I know that kite surfing is a highly technical sport and has a steep learning curve. Watching the surfer go back and forth across the bay to and from shore makes me realize this could be very difficult to learn. I continue observing for another 20 minutes. The surfer battles the wind. Sometimes he is able to tame it. Other times, it tames him. I watch him take flight and gently land. Wow, is that cool! Finally, I move on. I have learned a great deal this morning.

The view from the west side of the Malecon is quite stunning. I am impressed with La Paz so far. It has a laid-back vibe. I spend the rest of the day wandering thru the city center. 

When I return to the hostel, Emily, who is also from Canada but has been traveling for several years, says, "If you are looking for a place to eat lunch, Nomada downtown is fantastic! It's all organic too." That's my type of place! 

I take time to research the details of learning to kite surf. First, I will need to travel to La Ventana. That is where all the kite surfing schools are. Second, three days of kite surfing costs around $900 USD for instruction and gear. Third, La Ventana is a difficult place to learn kite surfing. The winds are powerful, and the water is deep. And fourth, kite surfing has a high start-up cost. Purchasing my equipment in the future would cost me somewhere between $3,000-$5,000 USD. 

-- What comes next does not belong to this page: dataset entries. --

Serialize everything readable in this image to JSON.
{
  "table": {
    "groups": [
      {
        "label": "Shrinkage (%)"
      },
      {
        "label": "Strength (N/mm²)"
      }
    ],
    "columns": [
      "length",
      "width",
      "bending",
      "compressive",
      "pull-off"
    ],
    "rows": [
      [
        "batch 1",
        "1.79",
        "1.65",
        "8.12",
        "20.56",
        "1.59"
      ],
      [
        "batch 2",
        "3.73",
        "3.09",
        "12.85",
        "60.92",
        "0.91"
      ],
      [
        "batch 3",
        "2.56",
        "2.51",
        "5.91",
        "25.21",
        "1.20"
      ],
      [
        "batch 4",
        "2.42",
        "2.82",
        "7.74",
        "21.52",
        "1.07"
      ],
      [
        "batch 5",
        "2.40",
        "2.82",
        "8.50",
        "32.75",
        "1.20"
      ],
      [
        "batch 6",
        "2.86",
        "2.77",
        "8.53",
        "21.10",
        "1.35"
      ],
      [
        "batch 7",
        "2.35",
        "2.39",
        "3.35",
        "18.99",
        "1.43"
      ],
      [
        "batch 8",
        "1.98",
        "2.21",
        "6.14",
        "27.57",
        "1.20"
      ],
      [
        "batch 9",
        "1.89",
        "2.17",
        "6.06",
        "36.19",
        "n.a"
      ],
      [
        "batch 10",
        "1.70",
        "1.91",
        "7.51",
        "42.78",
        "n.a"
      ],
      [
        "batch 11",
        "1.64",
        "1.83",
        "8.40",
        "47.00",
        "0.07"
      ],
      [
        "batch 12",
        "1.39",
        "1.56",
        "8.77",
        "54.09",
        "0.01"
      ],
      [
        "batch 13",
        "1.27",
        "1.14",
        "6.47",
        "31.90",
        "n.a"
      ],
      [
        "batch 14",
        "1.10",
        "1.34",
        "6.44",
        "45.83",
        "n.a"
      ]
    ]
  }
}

I would be better off postponing my desire to learn now. Although there are many places I could learn, maybe this isn't the best place to learn? 

So I head back out for lunch, pondering other activities I can do. When I reach Nomada, I order a freshly squeezed ginger lemonade and a quinoa bowl with cucumber, tomatoes, olives, chickpeas, onions, and feta cheese. I didn't expect to find this in Mexico! The sign outside the door says, "We prepare slow food here!" It makes me laugh and feel good that the pace of serving food is slower here. Mexicans also implement the North American food service approach, bringing food out quickly and flipping tables multiple times per night.

I choose to stay in a hostel in La Paz to allow me more flexibility and to meet fellow travelers. Hostels are an excellent way to quickly pick up the ins and outs of places, such as do's and don'ts, or businesses to experience. In addition, this hostel offers Whale Shark tours. This is a 3-hour excursion where we can swim with Whale Sharks. La Paz is one of the few places in the world where I can do this, and it is unique to La Paz in Baja. 

Other options available to me include additional whale-watching tours. For example, Grey Whales can be observed near Magdelena Bay along the Pacific Ocean. Grey Whales are unique in that they expect to be petted by observers, and frequently, if they approach a boat and are not touched by humans, they swim away. Near Loreto, Blue Whales, Fin Whales, and Humpies can be observed. And the snorkeling near Loreto is fantastic!

So, when I return to lunch, I start picking other travelers' brains. Emily tells me that I can do a whale shark tour in La Paz for 1,100 Pesos ($61 USD). That has a lot of appeals. Kevin (from Germany) gives me the details of his Grey Whale experience at San Ignacio Lagoon. A quick check tells me it is 8.5 hours away. But Alizée (France) shares with me that she has been looking at Magdelena Bay which is < half that distance and can easily be attained from Loreto. Ashtyn (New Mexico) says he had a great time in Todos Santos and has baby sea turtles walk over her feet on the way to the Pacific Ocean.

Lots of information and great ideas are coming together. I love this kind of synergistic energy. Everyone is trying to help each other and working towards a common goal. There is something beautiful about this creative process. This is how new ideas are born, and some of my unique experiences comes together. 

Why can't people come together in this fashion every day?